The book begins with the break out from the Sandomierz bridgehead on the Vistula River in Poland on January 12, 1945. By this time in the war, the Russians had amassed overwhelming quantities of material. Their men were well trained and battle hardened. Brimming with confidence, they were sure of their victory.

In contrast, the German Wehrmacht was a pale shadow of its former self. Their personnel losses had far exceeded the rate at which the natural maturation of the population could replenish their ranks with new cohorts. Instead, to fill the gaps they were recruiting both the young and old. Out gunned and out manned, the Wehrmacht was beyond salvation, but fought on bitterly to the end. When the 1st Ukrainian reaches Berlin, Konev recalls, "There were all sorts of people on the Teltow Canal, especially in the Volkssturm battalions, which consisted of regular soldiers, old men and adolescents who wept but fought on, and with their panzerfausts set our tanks on fire."

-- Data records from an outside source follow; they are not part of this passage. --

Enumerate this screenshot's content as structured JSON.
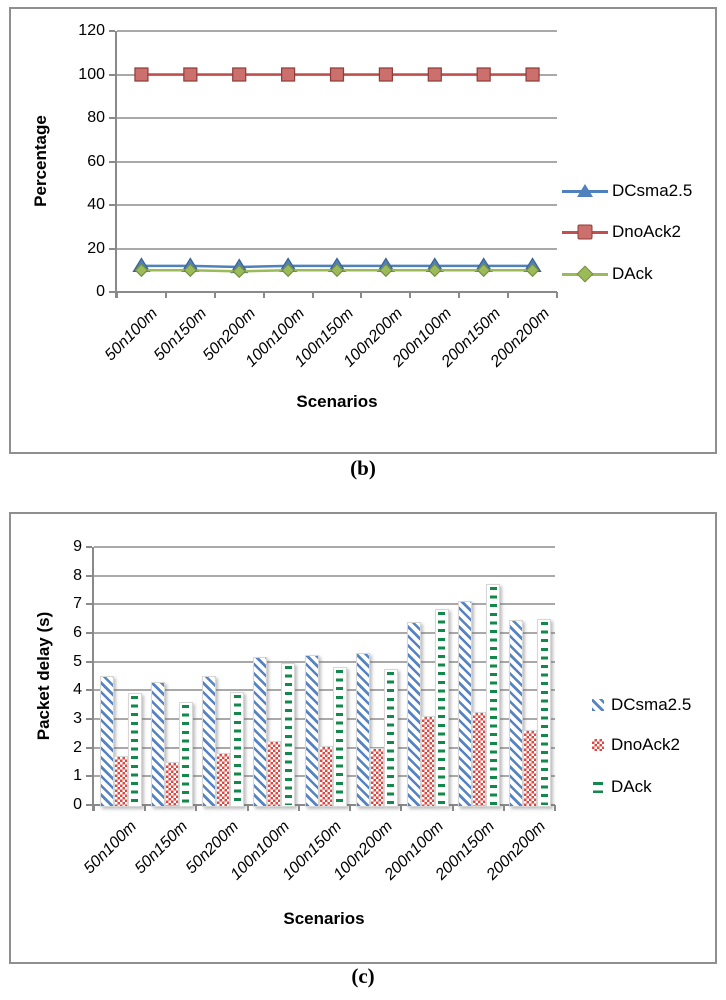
{
  "page": {
    "caption_b": "(b)",
    "caption_c": "(c)"
  },
  "chart_data": [
    {
      "panel": "b",
      "type": "line",
      "title": "",
      "xlabel": "Scenarios",
      "ylabel": "Percentage",
      "categories": [
        "50n100m",
        "50n150m",
        "50n200m",
        "100n100m",
        "100n150m",
        "100n200m",
        "200n100m",
        "200n150m",
        "200n200m"
      ],
      "ylim": [
        0,
        120
      ],
      "ytick_step": 20,
      "ytick_labels": [
        "0",
        "20",
        "40",
        "60",
        "80",
        "100",
        "120"
      ],
      "grid": true,
      "legend_position": "right",
      "series": [
        {
          "name": "DCsma2.5",
          "marker": "triangle",
          "color": "#4F81BD",
          "values": [
            12,
            12,
            11.5,
            12,
            12,
            12,
            12,
            12,
            12
          ]
        },
        {
          "name": "DnoAck2",
          "marker": "square",
          "color": "#C0504D",
          "values": [
            100,
            100,
            100,
            100,
            100,
            100,
            100,
            100,
            100
          ]
        },
        {
          "name": "DAck",
          "marker": "diamond",
          "color": "#9BBB59",
          "values": [
            10,
            10,
            9.5,
            10,
            10,
            10,
            10,
            10,
            10
          ]
        }
      ]
    },
    {
      "panel": "c",
      "type": "bar",
      "title": "",
      "xlabel": "Scenarios",
      "ylabel": "Packet delay (s)",
      "categories": [
        "50n100m",
        "50n150m",
        "50n200m",
        "100n100m",
        "100n150m",
        "100n200m",
        "200n100m",
        "200n150m",
        "200n200m"
      ],
      "ylim": [
        0,
        9
      ],
      "ytick_step": 1,
      "ytick_labels": [
        "0",
        "1",
        "2",
        "3",
        "4",
        "5",
        "6",
        "7",
        "8",
        "9"
      ],
      "grid": true,
      "legend_position": "right",
      "series": [
        {
          "name": "DCsma2.5",
          "pattern": "diagonal-stripes",
          "color": "#5583C3",
          "values": [
            4.5,
            4.3,
            4.5,
            5.15,
            5.25,
            5.3,
            6.4,
            7.1,
            6.45
          ]
        },
        {
          "name": "DnoAck2",
          "pattern": "dotted-grid",
          "color": "#DC4842",
          "values": [
            1.7,
            1.5,
            1.8,
            2.25,
            2.05,
            2.0,
            3.1,
            3.25,
            2.6
          ]
        },
        {
          "name": "DAck",
          "pattern": "horizontal-dashes",
          "color": "#12894A",
          "values": [
            3.9,
            3.6,
            3.95,
            4.95,
            4.8,
            4.75,
            6.85,
            7.7,
            6.5
          ]
        }
      ]
    }
  ]
}
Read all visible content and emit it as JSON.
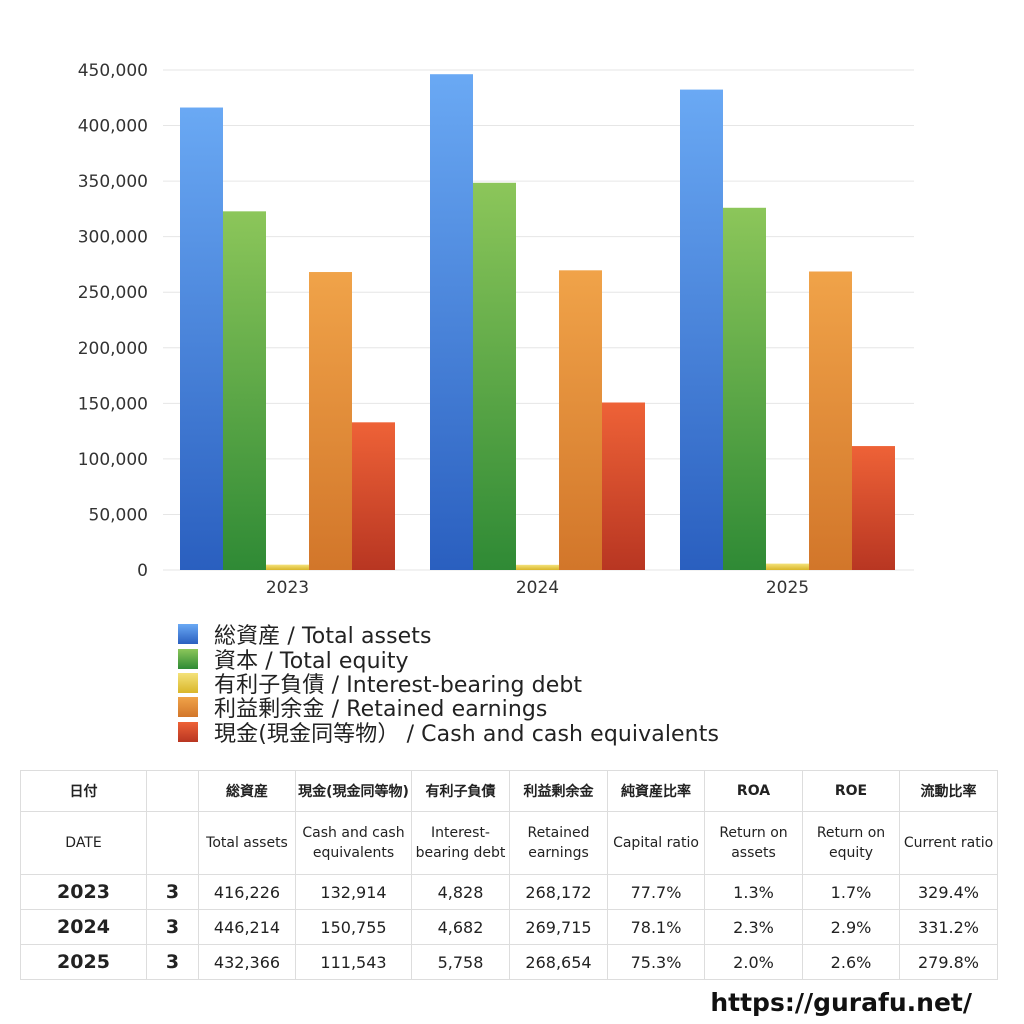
{
  "chart_data": {
    "type": "bar",
    "categories": [
      "2023",
      "2024",
      "2025"
    ],
    "ylim": [
      0,
      450000
    ],
    "yticks": [
      "450,000",
      "400,000",
      "350,000",
      "300,000",
      "250,000",
      "200,000",
      "150,000",
      "100,000",
      "50,000",
      "0"
    ],
    "ytick_values": [
      450000,
      400000,
      350000,
      300000,
      250000,
      200000,
      150000,
      100000,
      50000,
      0
    ],
    "grid": true,
    "legend_position": "bottom",
    "series": [
      {
        "name": "総資産 / Total assets",
        "values": [
          416226,
          446214,
          432366
        ],
        "color_top": "#6aa9f4",
        "color_bottom": "#2a5fbf"
      },
      {
        "name": "資本 / Total equity",
        "values": [
          322800,
          348500,
          326000
        ],
        "color_top": "#8cc65a",
        "color_bottom": "#2f8a35"
      },
      {
        "name": "有利子負債 / Interest-bearing debt",
        "values": [
          4828,
          4682,
          5758
        ],
        "color_top": "#f4e27a",
        "color_bottom": "#d9b62a"
      },
      {
        "name": "利益剰余金 / Retained earnings",
        "values": [
          268172,
          269715,
          268654
        ],
        "color_top": "#f0a349",
        "color_bottom": "#d2762a"
      },
      {
        "name": "現金(現金同等物） /  Cash and cash equivalents",
        "values": [
          132914,
          150755,
          111543
        ],
        "color_top": "#ee6237",
        "color_bottom": "#b83622"
      }
    ]
  },
  "table": {
    "header_jp": [
      "日付",
      "",
      "総資産",
      "現金(現金同等物)",
      "有利子負債",
      "利益剰余金",
      "純資産比率",
      "ROA",
      "ROE",
      "流動比率"
    ],
    "header_en": [
      "DATE",
      "",
      "Total assets",
      "Cash and cash equivalents",
      "Interest-bearing debt",
      "Retained earnings",
      "Capital ratio",
      "Return on assets",
      "Return on equity",
      "Current ratio"
    ],
    "rows": [
      [
        "2023",
        "3",
        "416,226",
        "132,914",
        "4,828",
        "268,172",
        "77.7%",
        "1.3%",
        "1.7%",
        "329.4%"
      ],
      [
        "2024",
        "3",
        "446,214",
        "150,755",
        "4,682",
        "269,715",
        "78.1%",
        "2.3%",
        "2.9%",
        "331.2%"
      ],
      [
        "2025",
        "3",
        "432,366",
        "111,543",
        "5,758",
        "268,654",
        "75.3%",
        "2.0%",
        "2.6%",
        "279.8%"
      ]
    ]
  },
  "footer": {
    "url": "https://gurafu.net/"
  }
}
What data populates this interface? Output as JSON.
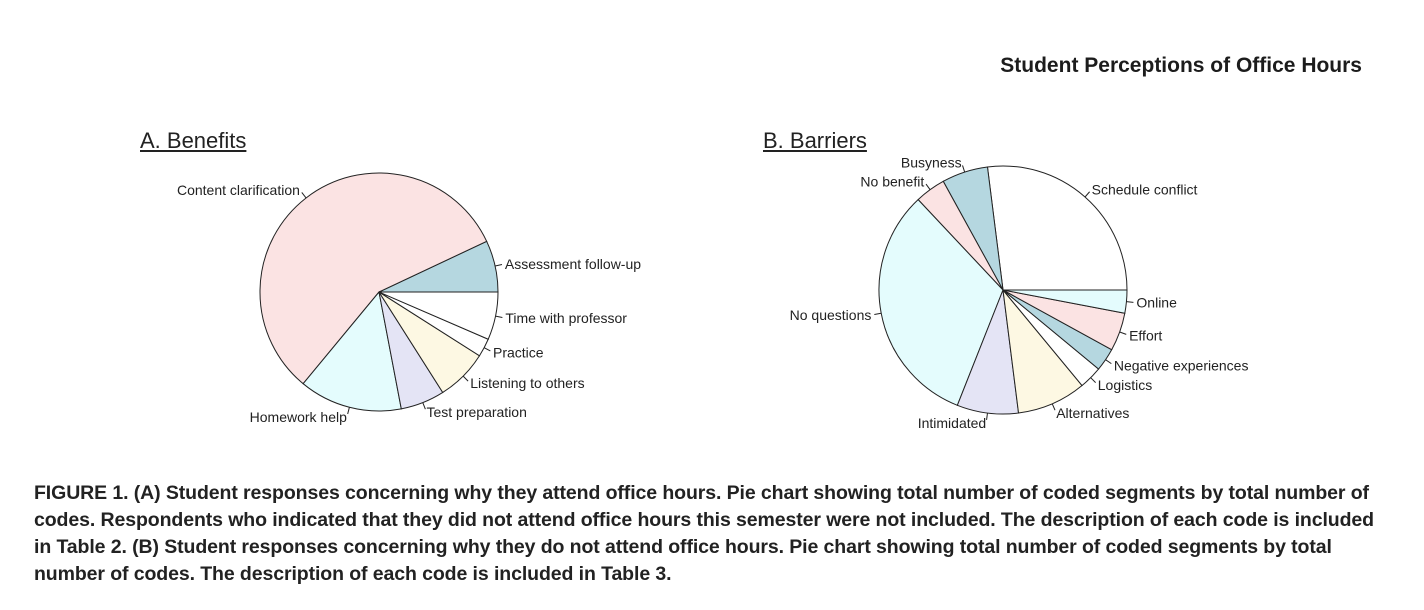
{
  "header": {
    "running_title": "Student Perceptions of Office Hours"
  },
  "chart_data": [
    {
      "type": "pie",
      "title": "A. Benefits",
      "start_angle_deg": 0,
      "direction": "counterclockwise",
      "categories": [
        "Assessment follow-up",
        "Content clarification",
        "Homework help",
        "Test preparation",
        "Listening to others",
        "Practice",
        "Time with professor"
      ],
      "values": [
        7,
        57,
        14,
        6,
        7,
        2.5,
        6.5
      ],
      "colors": [
        "#b5d7e0",
        "#fbe3e3",
        "#e4fcfd",
        "#e4e4f5",
        "#fdf8e3",
        "#ffffff",
        "#ffffff"
      ]
    },
    {
      "type": "pie",
      "title": "B. Barriers",
      "start_angle_deg": 0,
      "direction": "counterclockwise",
      "categories": [
        "Schedule conflict",
        "Busyness",
        "No benefit",
        "No questions",
        "Intimidated",
        "Alternatives",
        "Logistics",
        "Negative experiences",
        "Effort",
        "Online"
      ],
      "values": [
        27,
        6,
        4,
        32,
        8,
        9,
        3,
        3,
        5,
        3
      ],
      "colors": [
        "#ffffff",
        "#b5d7e0",
        "#fbe3e3",
        "#e4fcfd",
        "#e4e4f5",
        "#fdf8e3",
        "#ffffff",
        "#b5d7e0",
        "#fbe3e3",
        "#e4fcfd"
      ]
    }
  ],
  "caption": "FIGURE 1.  (A) Student responses concerning why they attend office hours. Pie chart showing total number of coded segments by total number of codes. Respondents who indicated that they did not attend office hours this semester were not included. The description of each code is included in Table 2. (B) Student responses concerning why they do not attend office hours. Pie chart showing total number of coded segments by total number of codes. The description of each code is included in Table 3."
}
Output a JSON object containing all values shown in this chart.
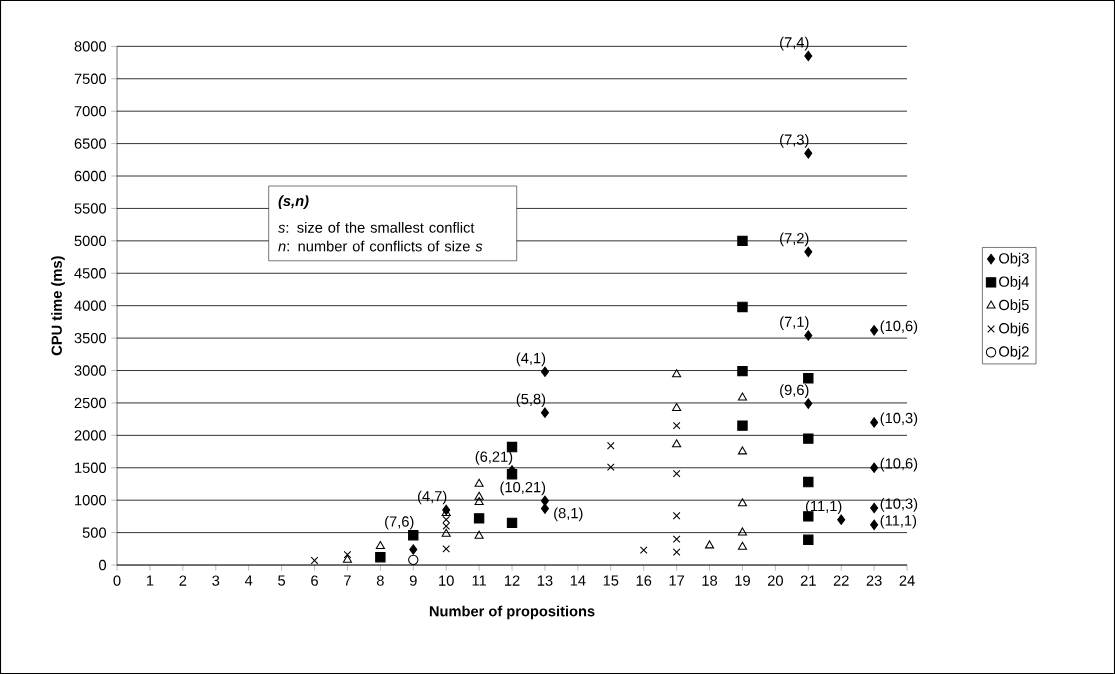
{
  "chart_data": {
    "type": "scatter",
    "xlabel": "Number of propositions",
    "ylabel": "CPU time (ms)",
    "xlim": [
      0,
      24
    ],
    "xticks": [
      0,
      1,
      2,
      3,
      4,
      5,
      6,
      7,
      8,
      9,
      10,
      11,
      12,
      13,
      14,
      15,
      16,
      17,
      18,
      19,
      20,
      21,
      22,
      23,
      24
    ],
    "ylim": [
      0,
      8000
    ],
    "yticks": [
      0,
      500,
      1000,
      1500,
      2000,
      2500,
      3000,
      3500,
      4000,
      4500,
      5000,
      5500,
      6000,
      6500,
      7000,
      7500,
      8000
    ],
    "grid": "y",
    "legend": "right",
    "series": [
      {
        "name": "Obj3",
        "color": "#000000",
        "marker": "diamond",
        "x": [
          9,
          10,
          12,
          13,
          13,
          13,
          13,
          21,
          21,
          21,
          21,
          21,
          22,
          23,
          23,
          23,
          23,
          23
        ],
        "values": [
          240,
          850,
          1460,
          2980,
          2350,
          990,
          870,
          7850,
          6350,
          4830,
          3540,
          2490,
          700,
          3620,
          2200,
          1500,
          880,
          620
        ]
      },
      {
        "name": "Obj4",
        "color": "#000000",
        "marker": "square",
        "x": [
          8,
          9,
          11,
          12,
          12,
          12,
          19,
          19,
          19,
          19,
          21,
          21,
          21,
          21,
          21
        ],
        "values": [
          120,
          460,
          720,
          1820,
          1400,
          650,
          5000,
          3980,
          2990,
          2150,
          2880,
          1950,
          1280,
          750,
          390
        ]
      },
      {
        "name": "Obj5",
        "color": "#000000",
        "marker": "triangle",
        "x": [
          7,
          8,
          10,
          10,
          11,
          11,
          11,
          11,
          17,
          17,
          17,
          18,
          19,
          19,
          19,
          19,
          19
        ],
        "values": [
          80,
          290,
          800,
          480,
          1250,
          1050,
          970,
          450,
          2940,
          2420,
          1860,
          300,
          2580,
          1750,
          950,
          500,
          280
        ]
      },
      {
        "name": "Obj6",
        "color": "#000000",
        "marker": "cross",
        "x": [
          6,
          7,
          10,
          10,
          10,
          15,
          15,
          16,
          17,
          17,
          17,
          17,
          17
        ],
        "values": [
          70,
          160,
          700,
          600,
          250,
          1840,
          1510,
          230,
          2150,
          1410,
          760,
          400,
          200
        ]
      },
      {
        "name": "Obj2",
        "color": "#000000",
        "marker": "circle",
        "x": [
          9
        ],
        "values": [
          80
        ]
      }
    ],
    "annotations": [
      "(s,n)",
      "*s*: size of the smallest conflict",
      "*n*: number of conflicts of size *s*",
      {
        "text": "(7,6)",
        "x": 9,
        "y": 460
      },
      {
        "text": "(4,7)",
        "x": 10,
        "y": 850
      },
      {
        "text": "(6,21)",
        "x": 12,
        "y": 1460
      },
      {
        "text": "(4,1)",
        "x": 13,
        "y": 2980
      },
      {
        "text": "(5,8)",
        "x": 13,
        "y": 2350
      },
      {
        "text": "(10,21)",
        "x": 13,
        "y": 990
      },
      {
        "text": "(8,1)",
        "x": 13,
        "y": 870
      },
      {
        "text": "(7,4)",
        "x": 21,
        "y": 7850
      },
      {
        "text": "(7,3)",
        "x": 21,
        "y": 6350
      },
      {
        "text": "(7,2)",
        "x": 21,
        "y": 4830
      },
      {
        "text": "(7,1)",
        "x": 21,
        "y": 3540
      },
      {
        "text": "(9,6)",
        "x": 21,
        "y": 2490
      },
      {
        "text": "(11,1)",
        "x": 22,
        "y": 700
      },
      {
        "text": "(10,6)",
        "x": 23,
        "y": 3620
      },
      {
        "text": "(10,3)",
        "x": 23,
        "y": 2200
      },
      {
        "text": "(10,6)",
        "x": 23,
        "y": 1500
      },
      {
        "text": "(10,3)",
        "x": 23,
        "y": 880
      },
      {
        "text": "(11,1)",
        "x": 23,
        "y": 620
      }
    ]
  }
}
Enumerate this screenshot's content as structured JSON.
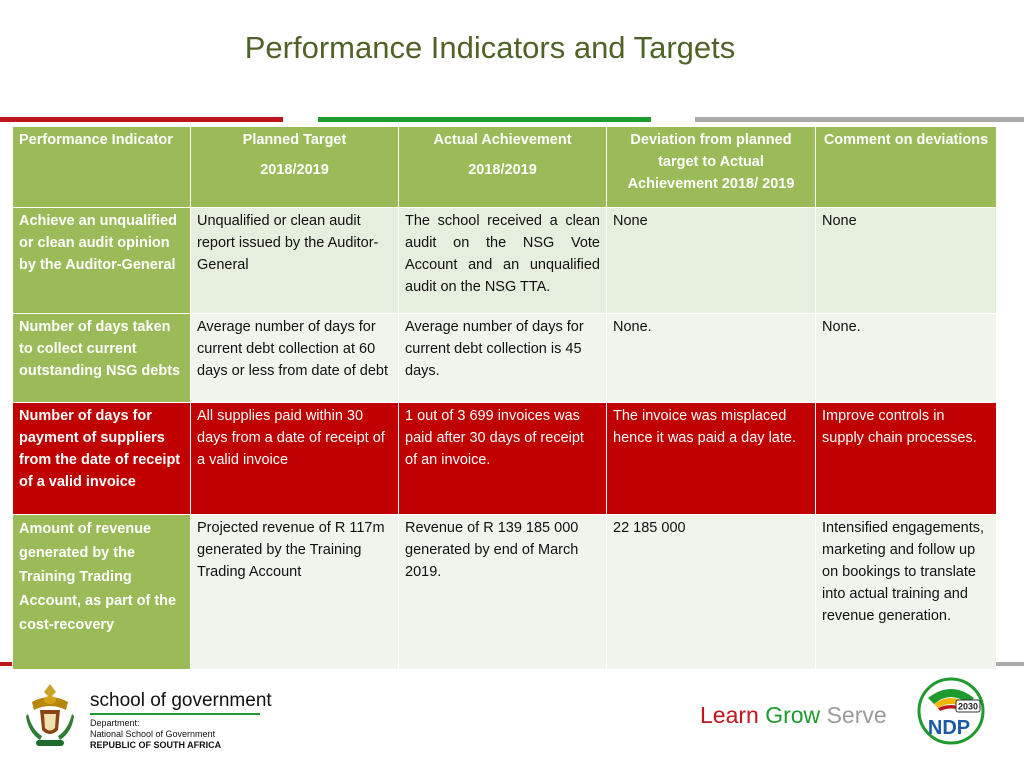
{
  "title": "Performance Indicators and Targets",
  "colors": {
    "header_green": "#9bbb59",
    "alert_red": "#c00000",
    "title_green": "#4f6228"
  },
  "table": {
    "headers": [
      {
        "main": "Performance Indicator",
        "sub": ""
      },
      {
        "main": "Planned Target",
        "sub": "2018/2019"
      },
      {
        "main": "Actual Achievement",
        "sub": "2018/2019"
      },
      {
        "main": "Deviation from planned target to Actual Achievement 2018/ 2019",
        "sub": ""
      },
      {
        "main": "Comment on deviations",
        "sub": ""
      }
    ],
    "rows": [
      {
        "indicator": "Achieve an  unqualified or clean audit  opinion by the Auditor-General",
        "planned": "Unqualified or clean audit report issued  by the Auditor- General",
        "actual": "The school received a clean audit on the NSG Vote Account and an unqualified audit on the NSG TTA.",
        "deviation": "None",
        "comment": "None"
      },
      {
        "indicator": "Number of days  taken to collect current outstanding NSG debts",
        "planned": "Average number of days for current debt collection at 60 days or less from date of debt",
        "actual": "Average number of days for current debt collection is 45 days.",
        "deviation": "None.",
        "comment": "None."
      },
      {
        "indicator": "Number of days for payment of suppliers from the date of receipt of a valid invoice",
        "planned": "All supplies paid within 30 days from a date  of receipt of a valid  invoice",
        "actual": "1 out of 3 699 invoices was paid after 30 days of receipt of an invoice.",
        "deviation": "The invoice was misplaced hence it was paid a day late.",
        "comment": "Improve controls in supply chain processes."
      },
      {
        "indicator": "Amount of revenue generated by the Training Trading Account, as part of the cost-recovery",
        "planned": "Projected revenue of  R 117m generated by the Training Trading Account",
        "actual": "Revenue of R 139 185 000 generated by end of March 2019.",
        "deviation": "22 185 000",
        "comment": "Intensified engagements, marketing and follow up on bookings to translate into actual training and revenue generation."
      }
    ]
  },
  "footer": {
    "org_name": "school of government",
    "dept_line1": "Department:",
    "dept_line2": "National School of Government",
    "dept_line3": "REPUBLIC OF SOUTH AFRICA",
    "tagline_learn": "Learn",
    "tagline_grow": "Grow",
    "tagline_serve": "Serve",
    "ndp_year": "2030",
    "ndp_text": "NDP"
  }
}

Marshall Konev is not a deep or reflective thinker. There is no room for moral insight beyond the mechanical anti-American denunciation of the bombing of Dresden, which seems hypocritical given the Soviets' own bloody record at Budapest. Where the book shines is in its depiction of a commander's eye view of modern warfare. Whether he is detailing the careful preparation and planning for the break out at Sandomierz or recounting the vertiginous Berlin Operation, you feel as though you have entered his world for a moment.

During that last mad rush to reach Berlin before the Americans, I. S. Konev and G. K. Zhukov seem to be tempting fate, pushing their armies to the limit, improvising a vast, chaotic operation. Rather than systematically crushing the German army, they force their way through weakness in the German lines, sweeping around stronger pockets of resistance to stab at the heart of Berlin. But leaving such strong pockets of organized resistance in your rear areas just results in an unfocused, 360 degree brawl. While Konev is trying to force the Teltow Canal to reach Berlin from the south, he directing a dizzying array of operations in all directions to contain the armies he has bypassed. In the end, you are left with the feeling that the Soviets were dancing on the edge of a precipice in that final assault. Only their massive force of arms and the exhausted nature of the Wehrmacht saved them from catastrophe.